A database has a composite B+ tree index on (last_name, first_name). A query filters only on first_name. Will the index speed up this query?
AYes — the index covers both columns, so any query touching either column can use it
BNo — the B+ tree is sorted by last_name first; without a last_name filter, the index cannot narrow the search and a full index scan is needed
CYes — the leaf linked list allows the database to scan first_name values efficiently in sorted order
DNo — composite indexes never improve query performance; only single-column indexes do
A composite index sorts by the leftmost column first, exactly like a phone book sorted by last name. If you don't provide a last_name filter, you can't jump to the right part of the tree — you'd have to scan every leaf. This is the 'leftmost prefix rule': the index accelerates queries that filter on (last_name), (last_name, first_name), but not on (first_name) alone. Understanding this is essential for designing indexes that actually help rather than just consuming disk space.
Question 2 Multiple Choice
Why does a B+ tree with branching factor 500 reach billion-row tables in only 4–5 levels, while a binary search tree would need roughly 30+ levels for the same data?
AB+ trees use a different sorting algorithm than binary trees, making each comparison more powerful
BEach B+ tree level eliminates 500 candidates (not 2), so 500⁴ ≈ 62.5 billion rows fit within 4 levels; a binary tree requires log₂(n) levels, which is ~30 for a billion rows
CB+ trees cache their upper levels in memory, making higher levels invisible to the performance calculation
DBinary trees require more disk space per node, forcing more levels
The branching factor is the key insight. At each level of a B+ tree, you eliminate 1/500th of remaining candidates rather than 1/2nd. Height grows as log₅₀₀(n) vs log₂(n). For n = 1 billion: log₂(1B) ≈ 30 levels; log₅₀₀(1B) ≈ 3.5 levels. Each level = one disk read, so this difference between 4 reads and 30 reads is enormous. The branching factor is why B-trees were designed: packing many keys per node matches the page-based I/O model of disks.
Question 3 True / False
In a B+ tree as used by relational databases, data records are stored in both internal (non-leaf) nodes and leaf nodes.
TTrue
FFalse
Answer: False
This is the defining characteristic of B+ trees (as opposed to plain B-trees). Internal nodes store only keys and child pointers — they function purely as a routing structure. All actual data records live exclusively in the leaf nodes. The leaves are then linked together as a sorted doubly-linked list, enabling efficient range scans. Keeping data only in leaves means internal nodes can hold more routing keys, maximizing branching factor.
Question 4 True / False
A B+ tree index efficiently supports range queries (e.g., WHERE age BETWEEN 25 AND 40) because its leaf nodes are linked in sorted order.
TTrue
FFalse
Answer: True
This is one of B+ trees' key advantages over hash indexes, which only support exact-match lookups. For a range query, the database traverses the tree to find the first matching leaf, then follows the leaf-level linked list forward until it passes the upper bound — no further tree traversal needed. This makes B+ trees the standard choice for any column that appears in range conditions, ORDER BY clauses, or inequality filters.
Question 5 Short Answer
Why are B-trees used for database indexes instead of binary search trees? What property of storage systems drives this design choice?

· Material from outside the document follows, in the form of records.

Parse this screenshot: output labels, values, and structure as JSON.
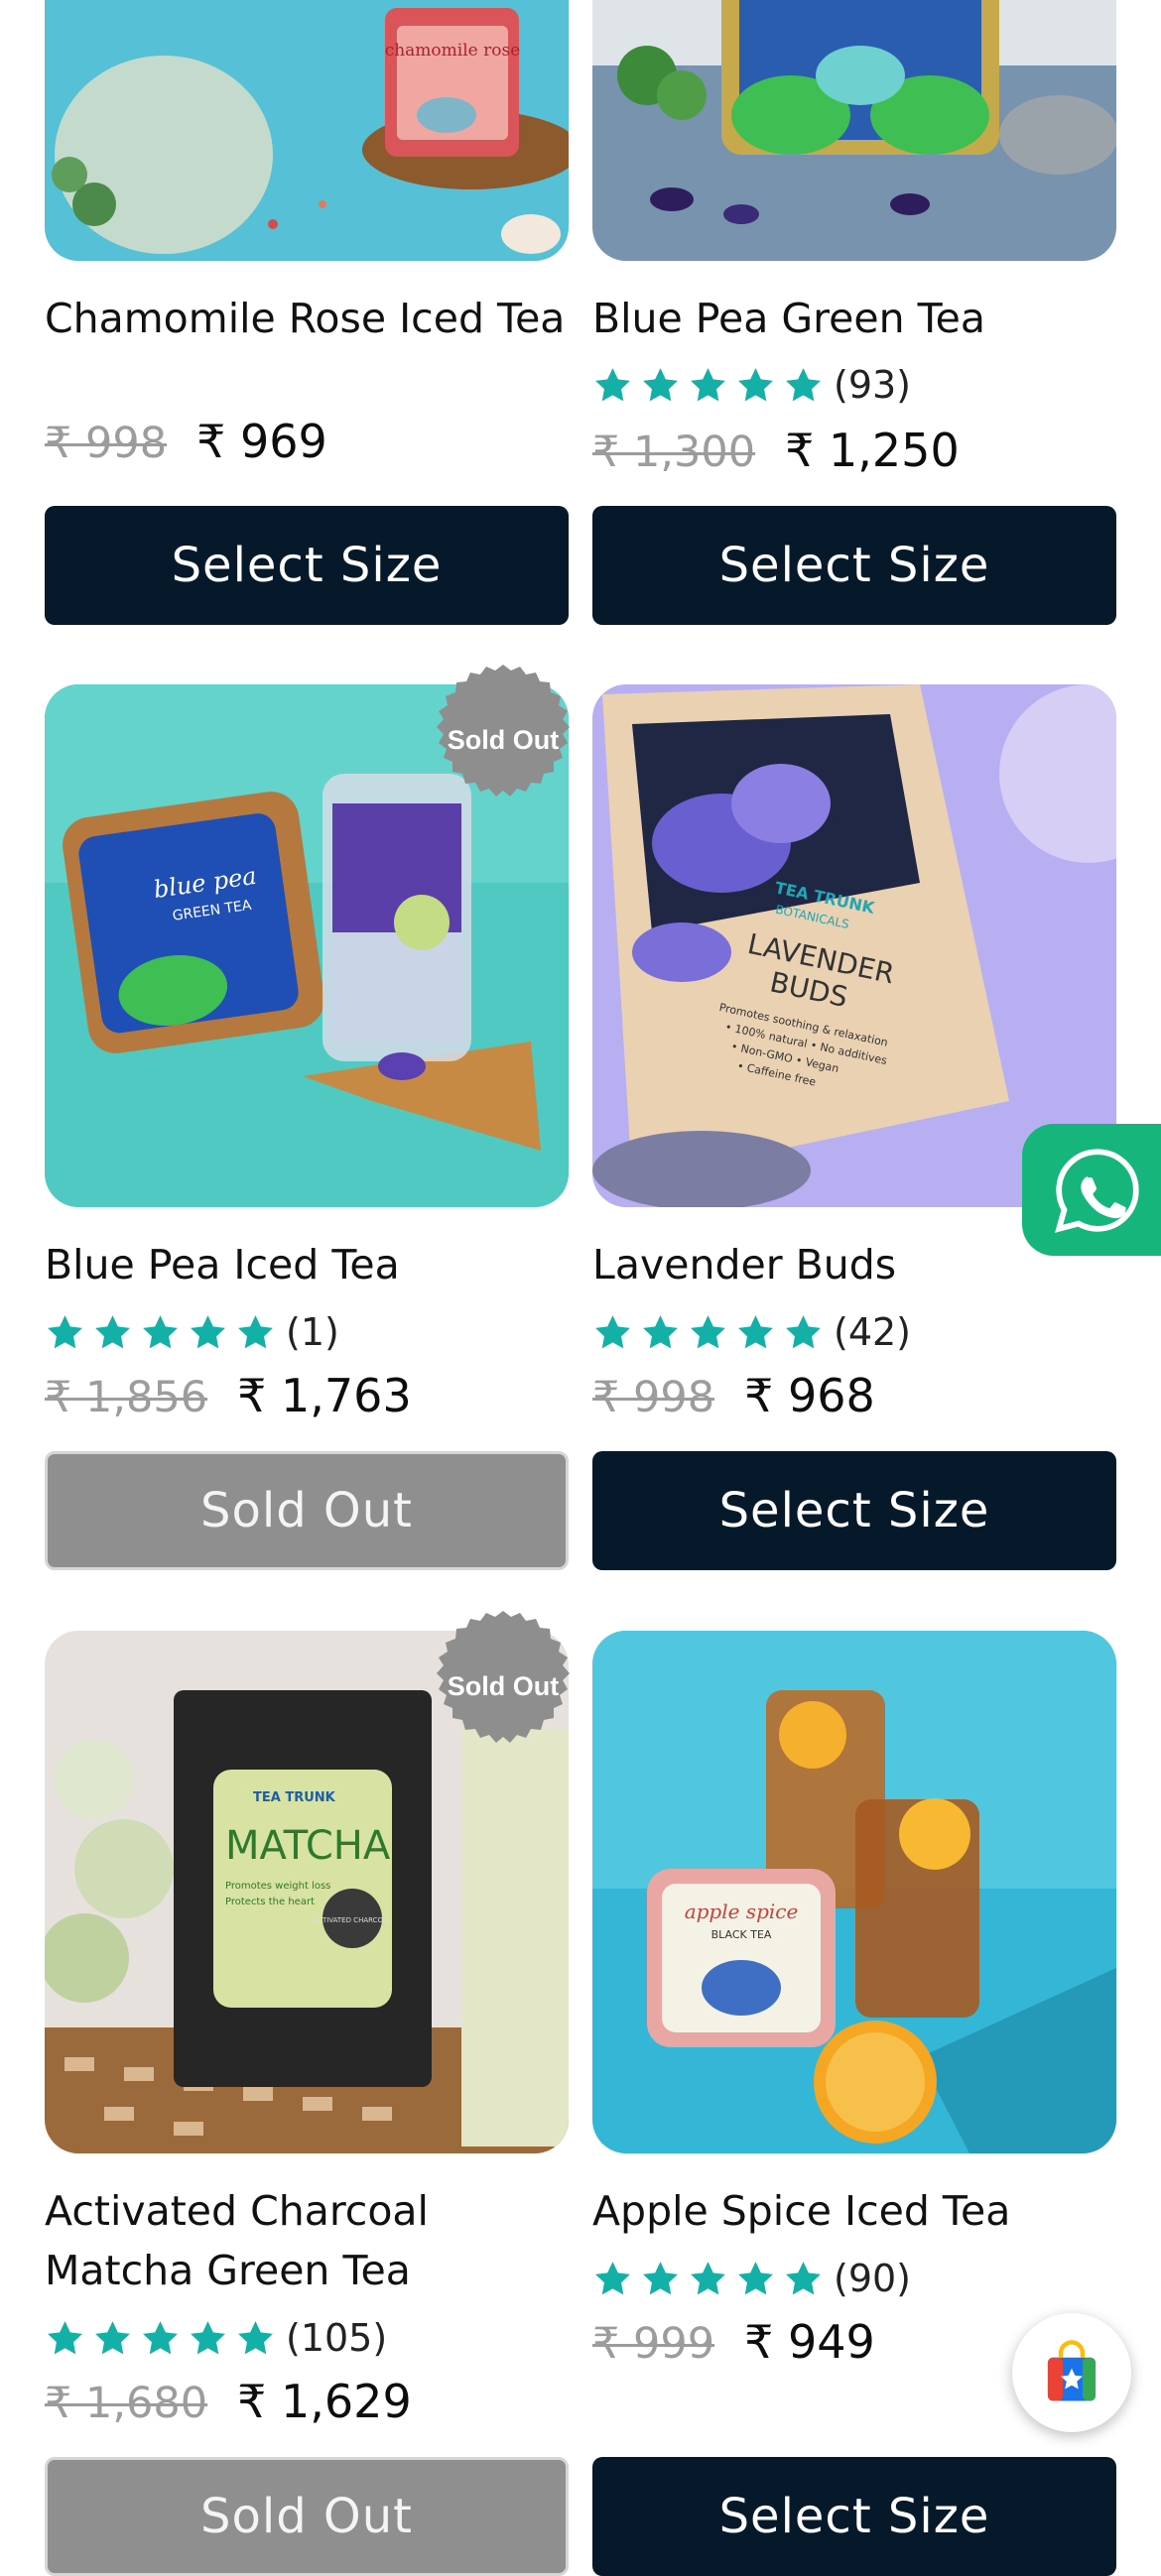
{
  "products": [
    {
      "name": "Chamomile Rose Iced Tea",
      "old_price": "₹ 998",
      "price": "₹ 969",
      "button": "Select Size",
      "has_rating": false
    },
    {
      "name": "Blue Pea Green Tea",
      "rating_count": "(93)",
      "stars": 5,
      "old_price": "₹ 1,300",
      "price": "₹ 1,250",
      "button": "Select Size",
      "has_rating": true
    },
    {
      "name": "Blue Pea Iced Tea",
      "rating_count": "(1)",
      "stars": 5,
      "old_price": "₹ 1,856",
      "price": "₹ 1,763",
      "button": "Sold Out",
      "badge": "Sold Out",
      "has_rating": true
    },
    {
      "name": "Lavender Buds",
      "rating_count": "(42)",
      "stars": 5,
      "old_price": "₹ 998",
      "price": "₹ 968",
      "button": "Select Size",
      "has_rating": true
    },
    {
      "name": "Activated Charcoal Matcha Green Tea",
      "rating_count": "(105)",
      "stars": 5,
      "old_price": "₹ 1,680",
      "price": "₹ 1,629",
      "button": "Sold Out",
      "badge": "Sold Out",
      "has_rating": true
    },
    {
      "name": "Apple Spice Iced Tea",
      "rating_count": "(90)",
      "stars": 5,
      "old_price": "₹ 999",
      "price": "₹ 949",
      "button": "Select Size",
      "has_rating": true
    }
  ],
  "image_text": {
    "chamomile_tin": "chamomile rose",
    "bluepea_tin_line1": "blue pea",
    "bluepea_tin_line2": "GREEN TEA",
    "lavender_brand": "TEA TRUNK",
    "lavender_brand2": "BOTANICALS",
    "lavender_title1": "LAVENDER",
    "lavender_title2": "BUDS",
    "lavender_bullet1": "Promotes soothing & relaxation",
    "lavender_bullet2": "• 100% natural • No additives",
    "lavender_bullet3": "• Non-GMO • Vegan",
    "lavender_bullet4": "• Caffeine free",
    "matcha_brand": "TEA TRUNK",
    "matcha_title": "MATCHA",
    "matcha_line1": "Promotes weight loss",
    "matcha_line2": "Protects the heart",
    "matcha_seal": "ACTIVATED CHARCOAL",
    "apple_tin1": "apple spice",
    "apple_tin2": "BLACK TEA"
  },
  "colors": {
    "star": "#13b0a8",
    "button_dark": "#06192b",
    "sold_out_gray": "#8f8f8f",
    "whatsapp_green": "#16b57c"
  },
  "icons": {
    "whatsapp": "whatsapp-icon",
    "store": "shopping-bag-star-icon",
    "star": "star-icon"
  }
}
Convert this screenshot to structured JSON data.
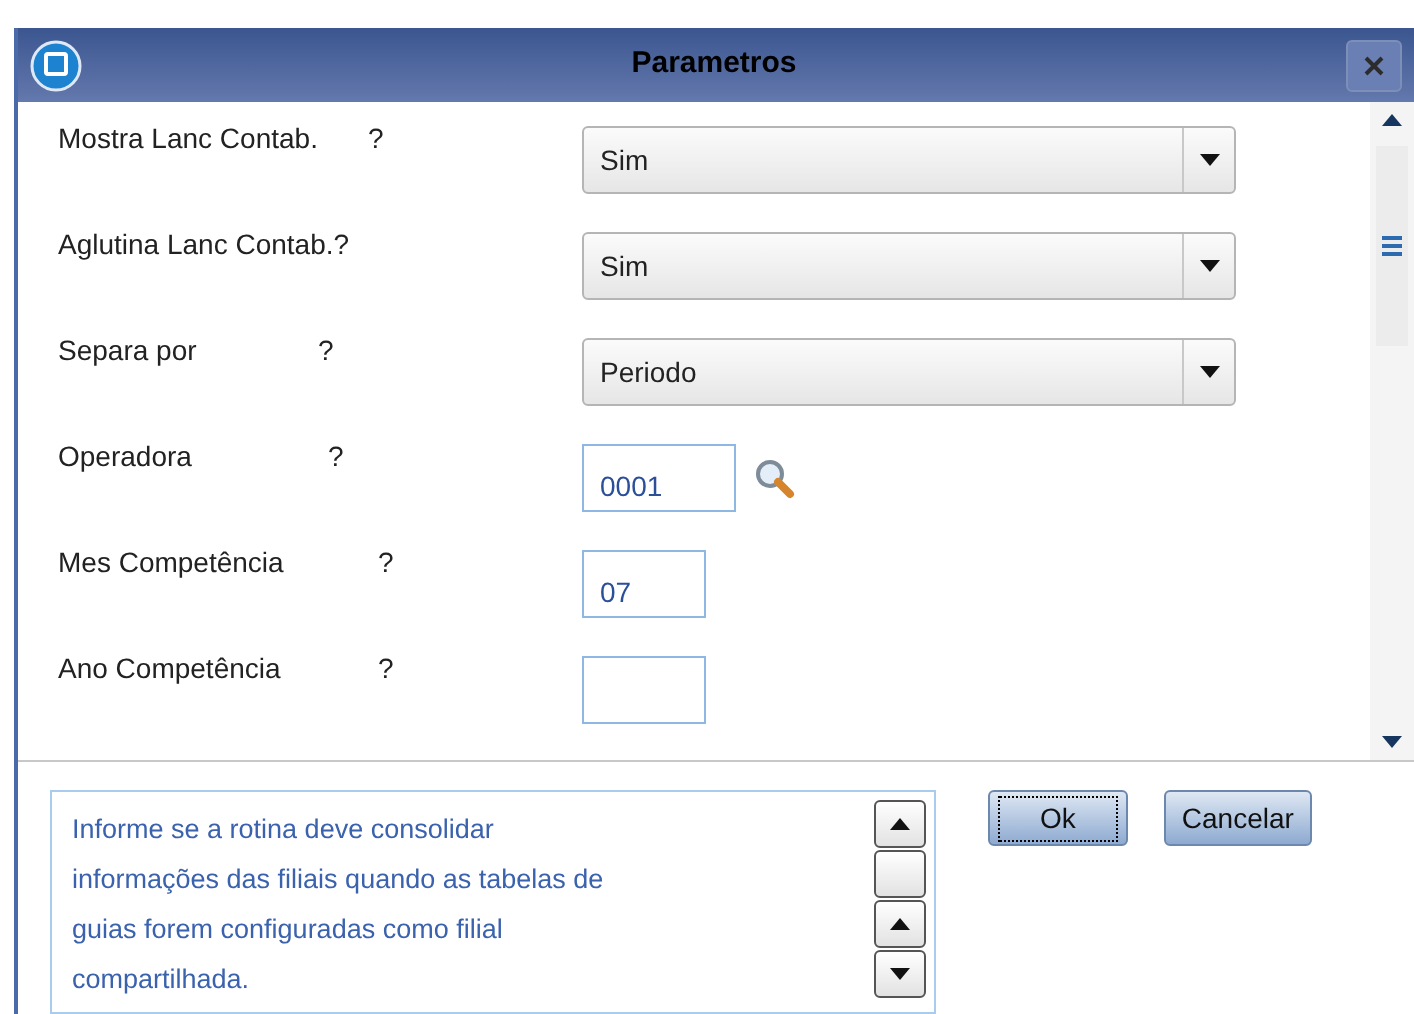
{
  "window": {
    "title": "Parametros"
  },
  "fields": [
    {
      "label": "Mostra Lanc Contab.",
      "help": "?",
      "kind": "select",
      "value": "Sim"
    },
    {
      "label": "Aglutina Lanc Contab.?",
      "kind": "select",
      "value": "Sim"
    },
    {
      "label": "Separa por",
      "help": "?",
      "kind": "select",
      "value": "Periodo"
    },
    {
      "label": "Operadora",
      "help": "?",
      "kind": "lookup",
      "value": "0001"
    },
    {
      "label": "Mes Competência",
      "help": "?",
      "kind": "text",
      "value": "07"
    },
    {
      "label": "Ano Competência",
      "help": "?",
      "kind": "text"
    }
  ],
  "help_text": "Informe se a rotina deve consolidar informações das filiais quando as tabelas de guias forem configuradas como filial compartilhada.",
  "buttons": [
    {
      "label": "Ok",
      "focused": true
    },
    {
      "label": "Cancelar",
      "focused": false
    }
  ]
}
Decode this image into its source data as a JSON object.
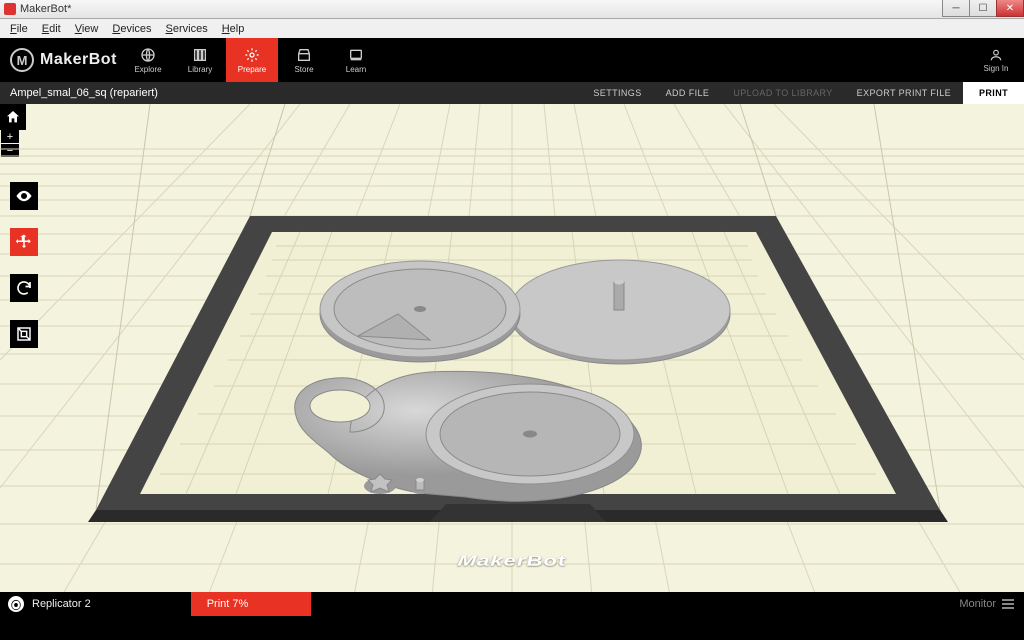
{
  "window": {
    "title": "MakerBot*"
  },
  "menubar": {
    "file": "File",
    "edit": "Edit",
    "view": "View",
    "devices": "Devices",
    "services": "Services",
    "help": "Help"
  },
  "brand": {
    "name": "MakerBot",
    "glyph": "M"
  },
  "nav": {
    "explore": "Explore",
    "library": "Library",
    "prepare": "Prepare",
    "store": "Store",
    "learn": "Learn",
    "signin": "Sign In"
  },
  "subbar": {
    "filename": "Ampel_smal_06_sq (repariert)",
    "settings": "SETTINGS",
    "addfile": "ADD FILE",
    "upload": "UPLOAD TO LIBRARY",
    "export": "EXPORT PRINT FILE",
    "print": "PRINT"
  },
  "plate": {
    "brand": "MakerBot"
  },
  "footer": {
    "printer": "Replicator 2",
    "progress": "Print 7%",
    "monitor": "Monitor"
  },
  "icons": {
    "home": "⌂",
    "plus": "+",
    "minus": "−",
    "eye": "👁",
    "move": "✥",
    "rotate": "⟳",
    "scale": "⛶",
    "signin": "👤"
  }
}
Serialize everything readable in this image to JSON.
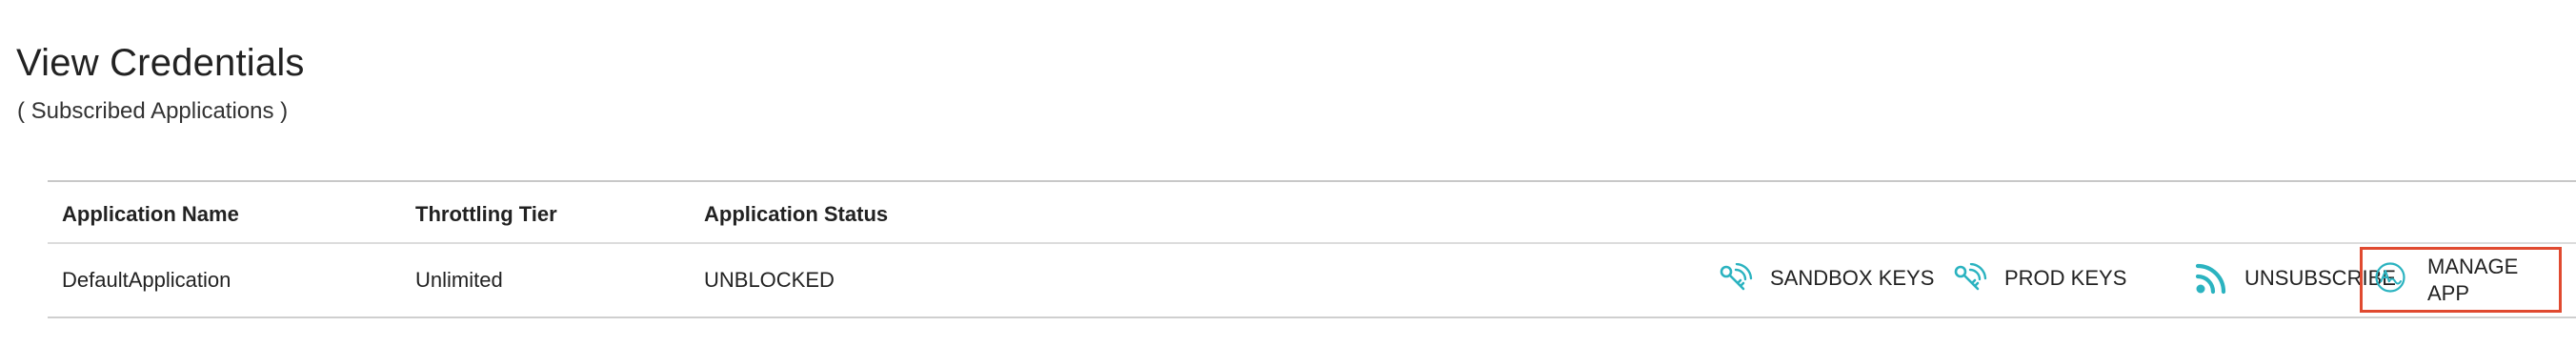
{
  "page": {
    "title": "View Credentials",
    "subtitle": "( Subscribed Applications )"
  },
  "table": {
    "headers": {
      "app_name": "Application Name",
      "tier": "Throttling Tier",
      "status": "Application Status"
    },
    "rows": [
      {
        "app_name": "DefaultApplication",
        "tier": "Unlimited",
        "status": "UNBLOCKED",
        "actions": {
          "sandbox_keys": {
            "label": "SANDBOX KEYS",
            "icon": "key-wave-icon"
          },
          "prod_keys": {
            "label": "PROD KEYS",
            "icon": "key-wave-icon"
          },
          "unsubscribe": {
            "label": "UNSUBSCRIBE",
            "icon": "rss-icon"
          },
          "manage_app": {
            "label": "MANAGE APP",
            "icon": "app-circle-icon"
          }
        }
      }
    ]
  },
  "colors": {
    "icon_teal": "#2bb3c0",
    "highlight_red": "#e04a30",
    "divider": "#c8c8c8"
  }
}
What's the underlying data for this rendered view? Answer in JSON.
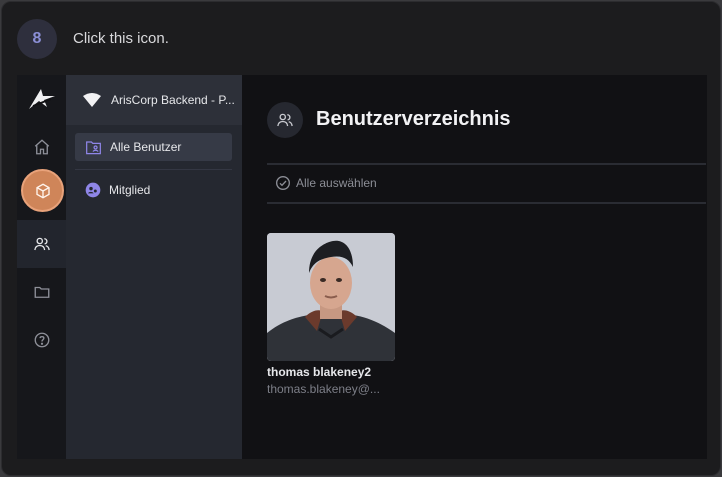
{
  "tutorial": {
    "step_number": "8",
    "instruction": "Click this icon."
  },
  "sidebar_rail": {
    "items": [
      {
        "icon": "home-icon"
      },
      {
        "icon": "box-icon",
        "highlighted": true
      },
      {
        "icon": "users-icon",
        "active": true
      },
      {
        "icon": "folder-icon"
      },
      {
        "icon": "help-icon"
      }
    ]
  },
  "panel": {
    "header_label": "ArisCorp Backend - P...",
    "items": [
      {
        "label": "Alle Benutzer",
        "icon": "folder-user-icon",
        "selected": true
      },
      {
        "label": "Mitglied",
        "icon": "group-icon"
      }
    ]
  },
  "main": {
    "title": "Benutzerverzeichnis",
    "select_all_label": "Alle auswählen",
    "users": [
      {
        "name": "thomas blakeney2",
        "email": "thomas.blakeney@..."
      }
    ]
  },
  "colors": {
    "highlight": "#cf8559",
    "accent": "#8b8fd6",
    "background": "#111114"
  }
}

Think about your answer, then reveal below.
Model answer: Databases store data on disk, where the unit of access is a page (typically 4–16 KB). Each disk read is far slower than memory access. A binary tree node holds one key, wasting almost an entire page per read. B-trees pack hundreds of keys into each node (= each page), so one disk read eliminates hundreds of candidates rather than just one. This high branching factor reduces tree height to 3–5 levels for any practical table size, meaning at most 3–5 disk reads per lookup.
The design is driven by the I/O cost model: memory accesses are nanoseconds; disk reads are milliseconds — a million times slower. Any data structure that minimizes the number of disk accesses wins. B-trees are optimal for this model because they are designed around page size rather than individual keys. The insight is that the cost bottleneck is the number of disk reads, not CPU comparisons — so packing more work into each read is the right optimization.